For simplicity, we only consider binary classes. You can find the extension to K > 2 classes from Section 4.1.2.

First let me show you the simplest linear discriminant function with the input vector $x$ as follows: $y(x) = w^\top x + w_0$ , where $w$ is called $weight$ $vector$, and $w_0$ is a $bias$. The neigative of bias is sometimes called $threshold$, which gets your eyeball when mentioning the $Fisher$ $Linear$ $Discriminant$ function. An input vector is assigned to class $\mathcal{C_1}$ if $y(x) \geq 0$ and, otherwise class $\mathcal{C_2}$. The decision boundary is defined by the $y(x) = 0$, which corresponds to a ($n$-$1$)-dimensional hyperplane within the $n$-dimensional space.

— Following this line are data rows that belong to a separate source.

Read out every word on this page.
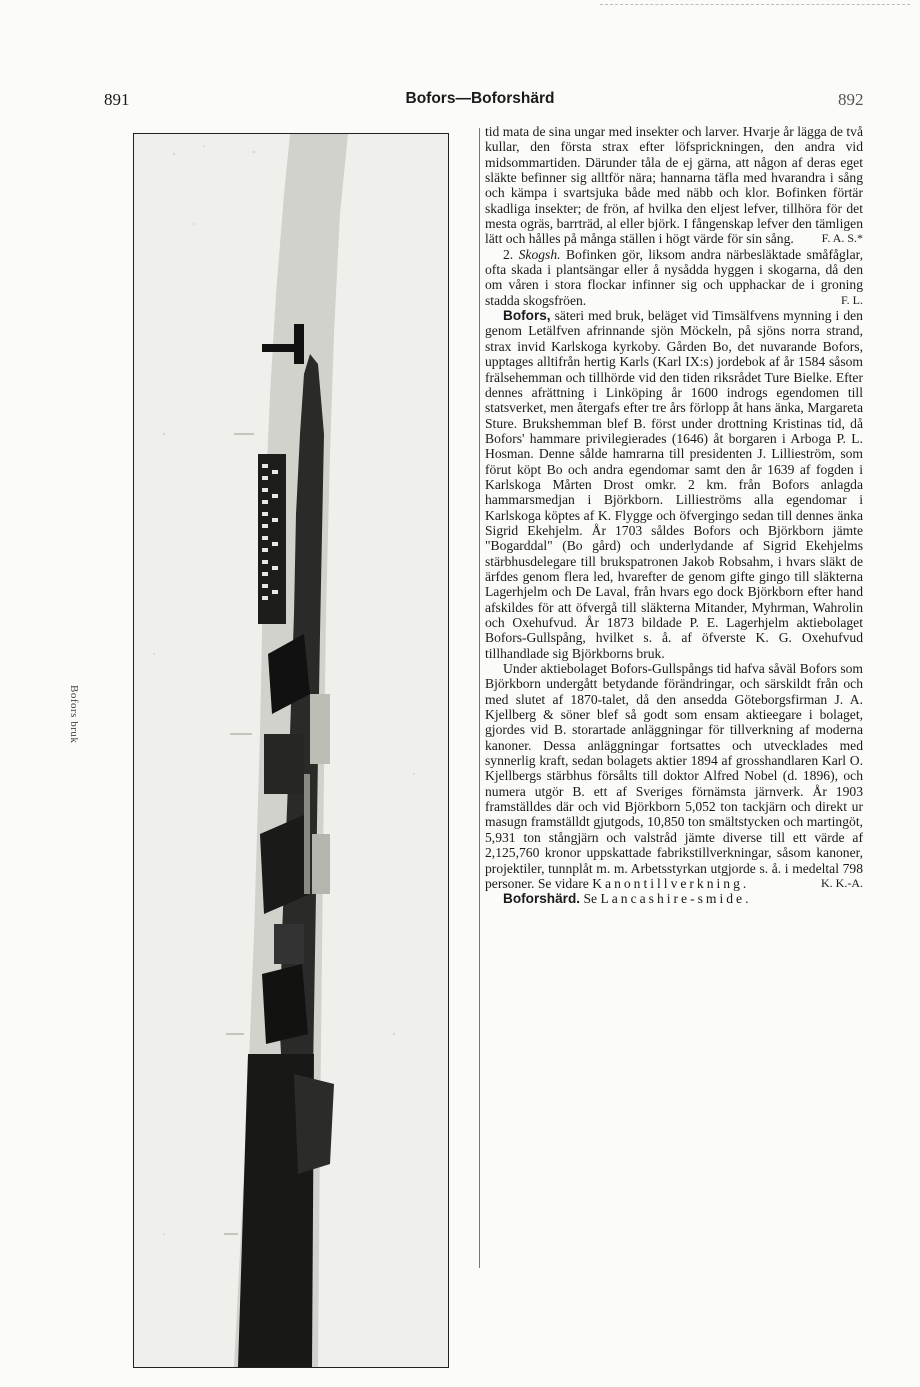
891	Bofors—Boforshärd	892
Bofors bruk

tid mata de sina ungar med insekter och larver. Hvarje år lägga de två kullar, den första strax efter löfsprickningen, den andra vid midsommartiden. Därunder tåla de ej gärna, att någon af deras eget släkte befinner sig alltför nära; hannarna täfla med hvarandra i sång och kämpa i svartsjuka både med näbb och klor. Bofinken förtär skadliga insekter; de frön, af hvilka den eljest lefver, tillhöra för det mesta ogräs, barrträd, al eller björk. I fångenskap lefver den tämligen lätt och hålles på många ställen i högt värde för sin sång. F. A. S.*

2. Skogsh. Bofinken gör, liksom andra närbesläktade småfåglar, ofta skada i plantsängar eller å nysådda hyggen i skogarna, då den om våren i stora flockar infinner sig och upphackar de i groning stadda skogsfröen.	F. L.

Bofors, säteri med bruk, beläget vid Timsälfvens mynning i den genom Letälfven afrinnande sjön Möckeln, på sjöns norra strand, strax invid Karlskoga kyrkoby. Gården Bo, det nuvarande Bofors, upptages alltifrån hertig Karls (Karl IX:s) jordebok af år 1584 såsom frälsehemman och tillhörde vid den tiden riksrådet Ture Bielke. Efter dennes afrättning i Linköping år 1600 indrogs egendomen till statsverket, men återgafs efter tre års förlopp åt hans änka, Margareta Sture. Brukshemman blef B. först under drottning Kristinas tid, då Bofors' hammare privilegierades (1646) åt borgaren i Arboga P. L. Hosman. Denne sålde hamrarna till presidenten J. Lillieström, som förut köpt Bo och andra egendomar samt den år 1639 af fogden i Karlskoga Mårten Drost omkr. 2 km. från Bofors anlagda hammarsmedjan i Björkborn. Lillieströms alla egendomar i Karlskoga köptes af K. Flygge och öfvergingo sedan till dennes änka Sigrid Ekehjelm. År 1703 såldes Bofors och Björkborn jämte "Bogarddal" (Bo gård) och underlydande af Sigrid Ekehjelms stärbhusdelegare till brukspatronen Jakob Robsahm, i hvars släkt de ärfdes genom flera led, hvarefter de genom gifte gingo till släkterna Lagerhjelm och De Laval, från hvars ego dock Björkborn efter hand afskildes för att öfvergå till släkterna Mitander, Myhrman, Wahrolin och Oxehufvud. År 1873 bildade P. E. Lagerhjelm aktiebolaget Bofors-Gullspång, hvilket s. å. af öfverste K. G. Oxehufvud tillhandlade sig Björkborns bruk.

Under aktiebolaget Bofors-Gullspångs tid hafva såväl Bofors som Björkborn undergått betydande förändringar, och särskildt från och med slutet af 1870-talet, då den ansedda Göteborgsfirman J. A. Kjellberg & söner blef så godt som ensam aktieegare i bolaget, gjordes vid B. storartade anläggningar för tillverkning af moderna kanoner. Dessa anläggningar fortsattes och utvecklades med synnerlig kraft, sedan bolagets aktier 1894 af grosshandlaren Karl O. Kjellbergs stärbhus försålts till doktor Alfred Nobel (d. 1896), och numera utgör B. ett af Sveriges förnämsta järnverk. År 1903 framställdes där och vid Björkborn 5,052 ton tackjärn och direkt ur masugn framställdt gjutgods, 10,850 ton smältstycken och martingöt, 5,931 ton stångjärn och valstråd jämte diverse till ett värde af 2,125,760 kronor uppskattade fabrikstillverkningar, såsom kanoner, projektiler, tunnplåt m. m. Arbetsstyrkan utgjorde s. å. i medeltal 798 personer. Se vidare Kanontillverkning.	K. K.-A.

Boforshärd. Se Lancashire-smide.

The normal distance from origin point $x$ to decision surface is given by $\frac {w^\top x} {\| w \|} - \frac {w_0} {\| w \|}$ , where bias parameter $w_0$ determines the location of the decision surface.

Learning Algorithms

Learning algorithms are responsible for selecting the best model from hypothesis space, that is, learning the unknown parameters from the observed data. According to Bishop, the author of PRML, two typical learning algorithms can be employed to get this job done.

Least squares for classfication

If you have less knowledge about least squares, I suggest you to review the basic idea in Chater 3, PRML. According to the denifition of least square, the sum of squares eror function can then be woritten as $\sum_{i = 1}^{\| D \|} (x_i \cdot w - t_i)^2$ . Setting the derivative with respect to $w$ to zero, we then obtain the solution for $w$ in the form $w = (X^\top X)^{-1} X^\top \textbf{t}$ where $\textbf{t}$ is a vector, the $i$th element corresponds the $x_i$. The least squares approach gives an exact closed-form solution for discriminant function parameters. However, we can see that least-squares solutions are sensitive to outliers, shown in the following image.

least squares

Fisher linear discriminant

In terms of two classification cases, and suppose the $n$-dimensional input vector $x$ and project it down to on dimension using $y = w^\top x$ . It provides alternative perspective to understand the basic linear function. We can see that the projection onto one dimension equals to project high-dimensional point into only one point, which could lead to a considerable loss of information, and classes that are separated in the original high-dimensional space may become strongly overlapping in one dimension. This following picture offers a visual way to under this concept.

fisher

I will not given mathmatical description of the fisher linear function, since it is a special case of least squares for the two-class problem when some conditions are met, reference to Section 4.1.5, PRML. Thereby, Fisher criterion could also be sensitive to the outliers in some cases. We should carefully explore the distribution or statistical characteristics of the collected data. While I have no any experience on using fisher linear function, it’s welcome to upload your idea on commonts.